Dad, Uber Driver, International Speaker and Newspaper Columnist 

07-20-2023 

July 20, 2023

To my younger self

by Rod Smith

Eight things I would tell my younger self

Save, and never touch, one third of all the money you earn. Few people regret having saved from an early age. Few things upset adulthood as powerfully as constant financial pressures. 

Honor your family and extended family relationships above all other relationships. If you are a brother or a son, a niece or an aunt, be the best one you can be. 

Learn to live without blaming others. While others are indeed imperfect, blaming others for anything you are will seldom get you to where you really want to go. 

Forgive, truly forgive, but remember. To forgive and forget is often foolish and often impossible. Remembering is not the same as holding something against another.  

Find your voice and don’t let others try to take it from you. Finding your voice means figuring out what you want your life to say. Only a little of finding your voice has to do with actual words.

Every bad or unfortunate thing that happens to you, once you have gotten over the shock, will offer you a choice. Will it become seed (for growth) or stone (resentment or hardness)? Seed will be most helpful to you. 

Pursue as much education as possible even over and above romance. Few people regret having a sound education. 

Gain understanding about your power, the power that comes with being human. Treasure it; Protect it, Deploy it. Use it for its intended purpose only.

Grinnell College, IOWA
July 19, 2023

Harold and Maud

by Rod Smith

I am sure things stick in your memory as they do in mine.

My parents home on Blackburn Road was the most open home you could imagine.

Strangers were simply people whom you were yet to know.
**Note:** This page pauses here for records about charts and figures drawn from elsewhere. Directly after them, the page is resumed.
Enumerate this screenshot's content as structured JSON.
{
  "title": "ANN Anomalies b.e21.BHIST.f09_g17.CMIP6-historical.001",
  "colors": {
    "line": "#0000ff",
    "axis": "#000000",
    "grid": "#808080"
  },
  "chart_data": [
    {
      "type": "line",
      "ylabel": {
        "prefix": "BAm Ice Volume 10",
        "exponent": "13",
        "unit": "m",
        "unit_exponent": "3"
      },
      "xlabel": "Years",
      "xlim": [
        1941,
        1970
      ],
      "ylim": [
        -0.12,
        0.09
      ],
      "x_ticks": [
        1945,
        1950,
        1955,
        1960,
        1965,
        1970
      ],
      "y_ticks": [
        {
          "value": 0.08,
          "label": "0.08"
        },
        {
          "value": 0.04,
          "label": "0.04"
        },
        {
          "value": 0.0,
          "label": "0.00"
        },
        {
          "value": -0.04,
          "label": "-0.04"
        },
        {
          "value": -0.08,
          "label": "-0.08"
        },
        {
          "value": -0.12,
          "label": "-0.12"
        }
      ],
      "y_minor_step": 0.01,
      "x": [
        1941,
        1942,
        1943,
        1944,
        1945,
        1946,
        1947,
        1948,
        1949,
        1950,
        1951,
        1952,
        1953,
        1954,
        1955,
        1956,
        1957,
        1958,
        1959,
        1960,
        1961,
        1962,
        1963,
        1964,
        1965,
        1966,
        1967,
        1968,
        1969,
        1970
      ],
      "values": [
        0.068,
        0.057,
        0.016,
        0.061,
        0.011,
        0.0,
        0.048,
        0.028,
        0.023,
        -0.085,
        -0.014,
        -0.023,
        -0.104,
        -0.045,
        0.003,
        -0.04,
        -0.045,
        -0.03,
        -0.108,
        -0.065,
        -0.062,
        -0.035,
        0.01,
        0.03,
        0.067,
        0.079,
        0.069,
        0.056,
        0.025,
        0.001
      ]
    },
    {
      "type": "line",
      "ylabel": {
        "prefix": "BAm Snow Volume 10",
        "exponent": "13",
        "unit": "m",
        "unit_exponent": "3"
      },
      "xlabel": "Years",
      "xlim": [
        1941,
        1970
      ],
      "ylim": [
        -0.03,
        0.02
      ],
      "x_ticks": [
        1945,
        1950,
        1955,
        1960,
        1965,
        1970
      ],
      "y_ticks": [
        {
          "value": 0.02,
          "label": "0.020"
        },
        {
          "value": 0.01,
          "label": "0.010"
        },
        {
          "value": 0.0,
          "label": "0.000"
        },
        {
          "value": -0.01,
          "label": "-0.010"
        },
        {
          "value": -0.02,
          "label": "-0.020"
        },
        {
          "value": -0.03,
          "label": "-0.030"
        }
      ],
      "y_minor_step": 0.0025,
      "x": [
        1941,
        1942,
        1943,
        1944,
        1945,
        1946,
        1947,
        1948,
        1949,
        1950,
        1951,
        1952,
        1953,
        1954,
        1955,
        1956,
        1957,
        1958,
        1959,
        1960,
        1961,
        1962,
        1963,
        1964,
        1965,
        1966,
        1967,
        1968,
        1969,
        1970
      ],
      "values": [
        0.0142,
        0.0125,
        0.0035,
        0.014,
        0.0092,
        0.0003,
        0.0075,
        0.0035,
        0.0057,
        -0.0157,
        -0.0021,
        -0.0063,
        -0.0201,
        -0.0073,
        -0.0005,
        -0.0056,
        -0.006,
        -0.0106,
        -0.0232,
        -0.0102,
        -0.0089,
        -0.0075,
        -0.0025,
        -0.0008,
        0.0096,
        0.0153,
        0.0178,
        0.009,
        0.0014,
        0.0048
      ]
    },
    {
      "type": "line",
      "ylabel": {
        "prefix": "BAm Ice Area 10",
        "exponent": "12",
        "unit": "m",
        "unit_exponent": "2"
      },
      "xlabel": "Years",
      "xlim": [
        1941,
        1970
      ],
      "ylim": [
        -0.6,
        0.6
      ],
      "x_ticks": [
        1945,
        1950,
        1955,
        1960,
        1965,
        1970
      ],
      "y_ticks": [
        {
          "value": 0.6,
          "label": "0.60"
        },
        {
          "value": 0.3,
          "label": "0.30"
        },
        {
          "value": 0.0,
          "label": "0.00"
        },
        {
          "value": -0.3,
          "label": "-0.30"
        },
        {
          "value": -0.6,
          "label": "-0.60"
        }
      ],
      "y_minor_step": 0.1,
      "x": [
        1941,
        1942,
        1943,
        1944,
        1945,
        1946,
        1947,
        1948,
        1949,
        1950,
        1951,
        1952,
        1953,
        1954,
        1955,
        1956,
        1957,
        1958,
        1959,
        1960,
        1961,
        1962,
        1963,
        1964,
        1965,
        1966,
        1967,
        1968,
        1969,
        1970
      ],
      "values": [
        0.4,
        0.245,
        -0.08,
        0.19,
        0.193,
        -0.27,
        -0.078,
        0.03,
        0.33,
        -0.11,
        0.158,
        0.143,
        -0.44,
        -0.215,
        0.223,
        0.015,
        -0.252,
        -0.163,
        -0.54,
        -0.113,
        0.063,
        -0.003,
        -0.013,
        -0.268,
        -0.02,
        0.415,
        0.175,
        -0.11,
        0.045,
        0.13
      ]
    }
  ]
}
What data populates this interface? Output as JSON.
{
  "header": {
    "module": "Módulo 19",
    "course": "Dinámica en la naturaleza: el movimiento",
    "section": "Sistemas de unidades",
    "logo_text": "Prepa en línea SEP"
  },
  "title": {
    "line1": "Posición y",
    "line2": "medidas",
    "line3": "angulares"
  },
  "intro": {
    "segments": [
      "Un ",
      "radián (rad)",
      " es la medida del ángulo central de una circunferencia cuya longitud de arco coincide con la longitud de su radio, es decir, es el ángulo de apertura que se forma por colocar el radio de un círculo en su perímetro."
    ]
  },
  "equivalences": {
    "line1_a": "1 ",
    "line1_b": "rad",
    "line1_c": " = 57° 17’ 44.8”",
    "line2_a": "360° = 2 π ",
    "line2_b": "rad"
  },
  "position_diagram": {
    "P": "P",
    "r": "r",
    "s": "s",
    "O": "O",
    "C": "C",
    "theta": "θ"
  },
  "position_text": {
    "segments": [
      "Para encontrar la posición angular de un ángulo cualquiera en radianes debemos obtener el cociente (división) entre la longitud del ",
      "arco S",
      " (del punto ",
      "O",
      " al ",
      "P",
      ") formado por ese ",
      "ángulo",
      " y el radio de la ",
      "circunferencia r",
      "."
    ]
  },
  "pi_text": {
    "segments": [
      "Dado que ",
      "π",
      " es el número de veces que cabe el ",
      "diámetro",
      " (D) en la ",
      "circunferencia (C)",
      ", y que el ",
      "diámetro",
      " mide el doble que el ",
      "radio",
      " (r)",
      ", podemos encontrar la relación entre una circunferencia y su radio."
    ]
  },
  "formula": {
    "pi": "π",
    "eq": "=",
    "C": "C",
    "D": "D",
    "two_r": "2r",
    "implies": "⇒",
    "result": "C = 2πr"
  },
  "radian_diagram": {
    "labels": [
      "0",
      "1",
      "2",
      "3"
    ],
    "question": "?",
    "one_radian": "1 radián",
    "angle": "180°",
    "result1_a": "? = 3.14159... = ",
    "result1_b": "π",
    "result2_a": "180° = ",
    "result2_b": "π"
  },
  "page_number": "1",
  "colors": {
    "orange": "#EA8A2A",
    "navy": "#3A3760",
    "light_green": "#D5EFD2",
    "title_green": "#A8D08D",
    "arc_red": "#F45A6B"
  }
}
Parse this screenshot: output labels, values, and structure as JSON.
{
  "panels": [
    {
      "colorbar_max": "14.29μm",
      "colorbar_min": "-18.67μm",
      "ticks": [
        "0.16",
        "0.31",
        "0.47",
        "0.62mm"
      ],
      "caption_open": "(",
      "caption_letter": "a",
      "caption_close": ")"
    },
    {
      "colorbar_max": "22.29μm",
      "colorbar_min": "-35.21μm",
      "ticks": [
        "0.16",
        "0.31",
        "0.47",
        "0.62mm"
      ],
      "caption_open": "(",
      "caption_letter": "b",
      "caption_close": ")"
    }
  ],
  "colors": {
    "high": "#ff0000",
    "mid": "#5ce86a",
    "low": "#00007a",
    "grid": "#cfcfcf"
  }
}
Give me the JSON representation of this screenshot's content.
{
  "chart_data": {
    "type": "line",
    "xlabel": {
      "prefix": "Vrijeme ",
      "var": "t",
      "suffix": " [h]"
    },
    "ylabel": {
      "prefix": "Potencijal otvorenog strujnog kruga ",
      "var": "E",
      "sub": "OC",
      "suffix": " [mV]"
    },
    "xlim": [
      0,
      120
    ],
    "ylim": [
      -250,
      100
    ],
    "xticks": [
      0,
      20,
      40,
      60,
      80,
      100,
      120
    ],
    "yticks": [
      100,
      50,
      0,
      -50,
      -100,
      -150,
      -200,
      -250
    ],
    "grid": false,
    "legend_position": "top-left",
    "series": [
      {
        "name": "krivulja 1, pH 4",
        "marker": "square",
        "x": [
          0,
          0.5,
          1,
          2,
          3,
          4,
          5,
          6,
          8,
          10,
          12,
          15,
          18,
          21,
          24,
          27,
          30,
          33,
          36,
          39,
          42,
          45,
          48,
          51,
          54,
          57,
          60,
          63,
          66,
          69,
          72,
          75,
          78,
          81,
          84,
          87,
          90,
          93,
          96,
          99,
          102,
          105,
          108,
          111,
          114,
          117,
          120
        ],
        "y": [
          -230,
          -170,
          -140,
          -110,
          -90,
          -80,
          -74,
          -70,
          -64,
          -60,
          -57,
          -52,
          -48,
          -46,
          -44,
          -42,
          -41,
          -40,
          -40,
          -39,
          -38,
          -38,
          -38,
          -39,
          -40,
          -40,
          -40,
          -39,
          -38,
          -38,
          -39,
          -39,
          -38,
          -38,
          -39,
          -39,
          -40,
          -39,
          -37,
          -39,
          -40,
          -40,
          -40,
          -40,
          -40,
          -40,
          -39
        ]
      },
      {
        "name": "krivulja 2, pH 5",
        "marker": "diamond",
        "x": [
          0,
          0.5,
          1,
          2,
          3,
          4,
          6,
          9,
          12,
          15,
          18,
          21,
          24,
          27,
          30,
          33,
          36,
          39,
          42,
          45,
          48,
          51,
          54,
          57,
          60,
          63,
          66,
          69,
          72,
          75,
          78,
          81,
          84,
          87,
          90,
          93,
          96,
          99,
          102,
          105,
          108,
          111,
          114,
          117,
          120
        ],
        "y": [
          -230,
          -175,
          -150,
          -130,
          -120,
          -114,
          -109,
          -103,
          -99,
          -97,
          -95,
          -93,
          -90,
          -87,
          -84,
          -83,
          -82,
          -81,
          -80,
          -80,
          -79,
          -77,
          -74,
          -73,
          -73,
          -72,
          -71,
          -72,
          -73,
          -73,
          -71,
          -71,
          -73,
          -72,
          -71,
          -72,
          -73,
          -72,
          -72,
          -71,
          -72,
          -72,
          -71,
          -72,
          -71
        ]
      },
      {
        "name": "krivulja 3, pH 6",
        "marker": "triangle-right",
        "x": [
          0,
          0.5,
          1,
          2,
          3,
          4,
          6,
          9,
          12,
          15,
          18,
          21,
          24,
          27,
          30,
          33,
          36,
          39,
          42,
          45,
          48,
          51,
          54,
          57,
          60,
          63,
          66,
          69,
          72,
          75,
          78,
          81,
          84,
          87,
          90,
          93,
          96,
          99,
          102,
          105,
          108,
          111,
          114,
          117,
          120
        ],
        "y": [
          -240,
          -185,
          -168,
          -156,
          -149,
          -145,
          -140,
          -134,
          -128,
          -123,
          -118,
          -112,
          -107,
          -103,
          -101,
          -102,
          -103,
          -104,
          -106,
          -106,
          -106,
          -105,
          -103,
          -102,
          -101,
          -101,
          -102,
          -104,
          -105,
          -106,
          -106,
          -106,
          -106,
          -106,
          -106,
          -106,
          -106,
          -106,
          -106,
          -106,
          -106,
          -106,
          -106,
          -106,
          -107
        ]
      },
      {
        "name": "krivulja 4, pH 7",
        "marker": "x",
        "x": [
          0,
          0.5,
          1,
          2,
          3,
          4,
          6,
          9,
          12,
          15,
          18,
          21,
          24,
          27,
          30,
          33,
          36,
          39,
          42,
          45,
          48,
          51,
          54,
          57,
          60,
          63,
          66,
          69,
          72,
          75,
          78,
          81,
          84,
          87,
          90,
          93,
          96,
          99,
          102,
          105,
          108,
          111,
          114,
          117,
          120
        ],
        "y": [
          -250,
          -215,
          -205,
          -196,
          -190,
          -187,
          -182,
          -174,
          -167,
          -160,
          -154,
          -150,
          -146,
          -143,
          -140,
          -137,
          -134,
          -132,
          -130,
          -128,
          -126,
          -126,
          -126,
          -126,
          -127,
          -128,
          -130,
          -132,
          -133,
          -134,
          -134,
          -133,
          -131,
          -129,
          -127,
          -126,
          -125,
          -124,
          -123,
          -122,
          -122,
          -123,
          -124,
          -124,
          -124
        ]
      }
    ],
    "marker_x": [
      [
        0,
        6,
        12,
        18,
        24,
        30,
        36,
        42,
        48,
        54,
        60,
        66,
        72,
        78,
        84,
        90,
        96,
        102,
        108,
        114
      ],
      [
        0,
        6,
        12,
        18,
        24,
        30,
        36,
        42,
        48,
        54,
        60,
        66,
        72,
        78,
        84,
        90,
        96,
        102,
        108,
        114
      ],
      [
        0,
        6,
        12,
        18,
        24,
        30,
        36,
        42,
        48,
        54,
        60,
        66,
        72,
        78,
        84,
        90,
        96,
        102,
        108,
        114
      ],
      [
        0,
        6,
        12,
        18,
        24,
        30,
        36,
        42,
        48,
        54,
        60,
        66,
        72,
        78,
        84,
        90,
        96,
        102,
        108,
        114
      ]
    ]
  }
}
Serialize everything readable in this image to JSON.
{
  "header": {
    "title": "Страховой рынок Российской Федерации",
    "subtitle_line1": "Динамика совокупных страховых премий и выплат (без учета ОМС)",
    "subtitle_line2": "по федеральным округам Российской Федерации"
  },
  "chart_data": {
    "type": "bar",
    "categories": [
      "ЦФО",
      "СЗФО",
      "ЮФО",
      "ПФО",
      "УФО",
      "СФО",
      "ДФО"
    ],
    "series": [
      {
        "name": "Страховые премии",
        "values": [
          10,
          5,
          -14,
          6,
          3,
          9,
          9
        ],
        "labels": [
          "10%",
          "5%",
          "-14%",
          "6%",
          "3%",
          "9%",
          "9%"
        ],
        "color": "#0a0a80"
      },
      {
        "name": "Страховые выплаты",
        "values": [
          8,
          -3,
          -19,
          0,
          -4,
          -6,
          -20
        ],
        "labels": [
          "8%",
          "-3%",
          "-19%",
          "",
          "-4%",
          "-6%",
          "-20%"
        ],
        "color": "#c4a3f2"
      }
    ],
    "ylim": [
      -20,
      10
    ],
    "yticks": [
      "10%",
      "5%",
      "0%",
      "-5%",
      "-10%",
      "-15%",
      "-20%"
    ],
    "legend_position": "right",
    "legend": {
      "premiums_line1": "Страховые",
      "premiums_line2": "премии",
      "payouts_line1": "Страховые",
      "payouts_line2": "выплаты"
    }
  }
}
Week in, week out, on a Sunday our home was open to a flow of family and friends who stayed for lunch and then often stayed for dinner after and afternoon around the pool. All of this occurred while my parents also ran their grocery shop at the front of our property and to which our home was attached.

Often there’d be a dozen or even twenty people for Sunday lunch and my parents were never alarmed when new people showed up, often unannounced.

One couple, apparently our mother’s distant cousins, were regulars. Harold and Muad (of course not their real names) were known for their wealth and their beach-side home in an affluent part of the city. 

Harold and Maud were regulars, coming Sunday after Sunday for lunch, often staying for dinner. 

After my parents sold the grocery shop and after my mother’s death, dad let me know he’d dropped in to see the cousins while out on a Sunday afternoon drive to ease his loneliness.

“Can you come back later, we are having lunch,” said Harold.

As far as I know, Dad never returned.

Not ever.

July 16, 2023

Readers respond….

by Rod Smith

There is so much to learn from two readers who have responded to a recent column about unfinished grief:  

“My husband died after a very long illness (about 8 years, although it’s hard to know when exactly it started) and after the initial shock, which lasted about three months, I started to think again. I can now say, five years later, that I am very grateful his pain has ended and some relief has come to our immediate and extended family. Of course I wanted a different outcome but I am now living with what I have.” 

“Thank you for sharing the Path of Grief. My husband died almost 3 years ago. I still feel I am on a journey without him and could not contemplate ‘moving on.’ It’s a process and we who are grieving are all on our own path. Life is just so so different after losing a partner, I was married for 61.5 years so never knew a life without my husband but day by day we begin to live again as they would want us to. I’m one of these people who continually talks to my late husband telling him things that are happening in my life and with the family.”